Acupuncture Today – September, 2012, Vol. 13, Issue 09 >> Herbs/ Teas & Homeopathy

Coursing the Qi - Part I

By Craig Williams, LAc, AHG

"So long as the qi and Blood enjoy harmonious flow, none of the hundreds of disease can arise. Once they are depressed and suppressed, various diseases are produced." - Zhu Dan Xi

One of the most effective uses of acupuncture is clinical presentations in which stagnation plays a predominant role. One of the most important herbal formulas in Chinese medicine for stagnation issues, Yue Ju Wan (Escape Restraint Pill), can be used as a "skeleton" to formulate acupuncture point combinations, which the practitioner can flesh out as needed to address specific pattern issues, which are concomitant with stagnation.

The formula Yue Ju Wan addresses the six stagnations of qi, Blood, Phlegm, Damp, Fire and Food. These six stagnations are extremely common in the modern clinic and acupuncture point combinations can be modeled around this elegantly simple formula to address a diverse array of clinical presentation such as digestive disorders, menstrual issues, mental/emotional issues and acute/chronic pain. In this installment I will address some basic acupuncture point combinations, which can be used to address these six common stagnation patterns. The Heat stagnation is a particularly complex issue and we will address this in-depth in part II of this article.

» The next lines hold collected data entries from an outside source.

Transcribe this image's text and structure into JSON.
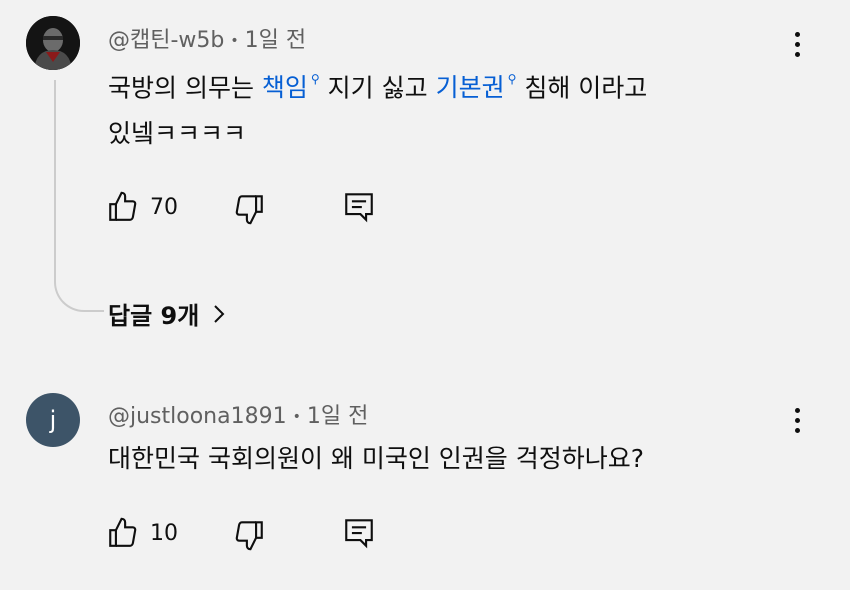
{
  "comments": [
    {
      "author": "@캡틴-w5b",
      "time": "1일 전",
      "text": {
        "part1": "국방의 의무는 ",
        "link1": "책임",
        "part2": " 지기 싫고 ",
        "link2": "기본권",
        "part3": " 침해 이라고",
        "line2": "있넼ㅋㅋㅋㅋ"
      },
      "likes": "70",
      "replies_label": "답글 9개"
    },
    {
      "author": "@justloona1891",
      "avatar_letter": "j",
      "time": "1일 전",
      "text": {
        "line1": "대한민국 국회의원이 왜 미국인 인권을 걱정하나요?"
      },
      "likes": "10"
    }
  ],
  "colors": {
    "link": "#065fd4",
    "meta": "#606060",
    "avatar_j": "#3d5468",
    "background": "#f2f2f2"
  },
  "icons": {
    "like": "thumb-up-icon",
    "dislike": "thumb-down-icon",
    "reply": "comment-icon",
    "more": "more-vertical-icon",
    "search": "search-icon",
    "chevron": "chevron-right-icon"
  }
}
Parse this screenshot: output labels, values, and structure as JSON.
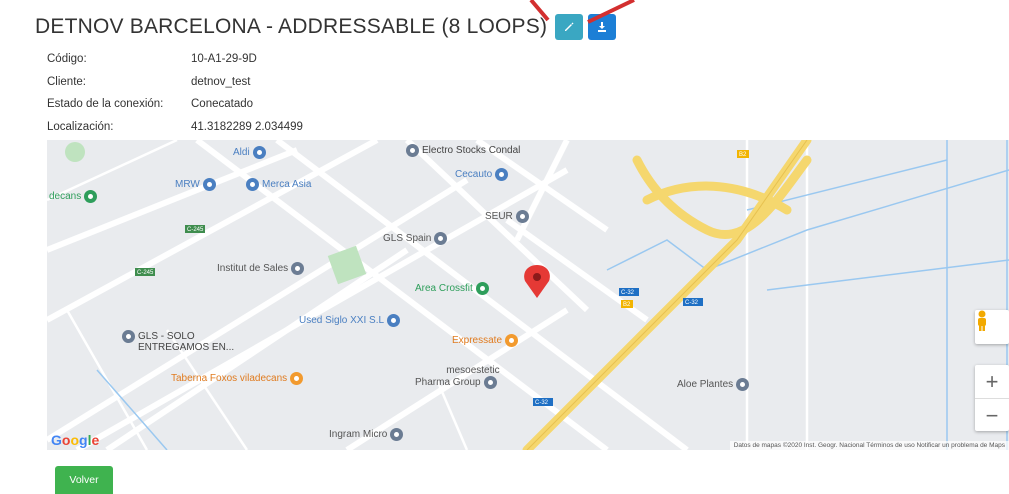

Due to the complex interactions between the aforementioned six stagnations, the clinician can be presented with a vast array of pulse and tongue variables depending upon which aspect of the six stagnations takes precedence. The clinician will have to evaluate the symptoms, tongue and pulse and establish an approach which effectively targets all aspects of the patient's disease personality. One of the most effective ways to approach complex patterns with multiple levels of stagnation is to use the combination of Back Shu points with points on the front side of the body.

To address the six stagnations of qi, Blood, Damp, Fire, Food and Phlegm, the following Back Shu points can be used: UB 18, Back shu point of the Liver to address qi Stagnation; UB 17, influential point of Blood to address Blood Stasis, UB 20, Back Shu point of the Spleen to address Damp stagnation, UB 21, Back Shu point of the stomach to address Food Stagnation. The clinician can needle these points or use moxa or a combination of both. Points can be stimulated for 10 minutes and then points on the front of the body can be addressed.

Some effective points on the front of the body to address the six stagnations are as follows:

  • Qi Stagnation: Liv 3 + LI4 (Four gates), Sp6, Ren 6, GB34, PC6, Liv 13, Liv 14, Ren 17
  • Blood Stagnation: Sp 10, PC6 + Sp4 ( Chong), Sp21 ( moxa)
  • Damp Stagnation: Sp 9, Liv 8, Ren 3, Ren 6, Ren 9, LI6
  • Food Stagnation: Ren 10, Ren 12, Ren 13, ST 25, St 36
  • Fire Stagnation: LI11 (this is complex and will be addressed in depth in the next installment)
  • Phlegm Stagnation: Ren 10, Ren12, PC5, ST40

These point suggestions are just basic starting points and must be individually formulated to address each patient's unique specific pattern differentiation. The clinician must also add points to address any other aspects of the patient's pattern presentation as well.

Also, local points can be added to guide the effects to specific areas of stagnation as needed. In the winter time or in cold weather, I often use moxa exclusively on Back Shu points as well as Ren 4, Ren 6 and Sp 21 to move the six stagnations along with appropriate front points based on pattern differentiation.

Also, appropriate needle manipulation must also be taken into account as well. In my next column, I will address the issue of Heat stagnation in-depth and present some ways to use heat clearing herbal formulas as blueprints for point combinations much like used Yue Ju Wan to guide our point selection for targeting the six stagnations.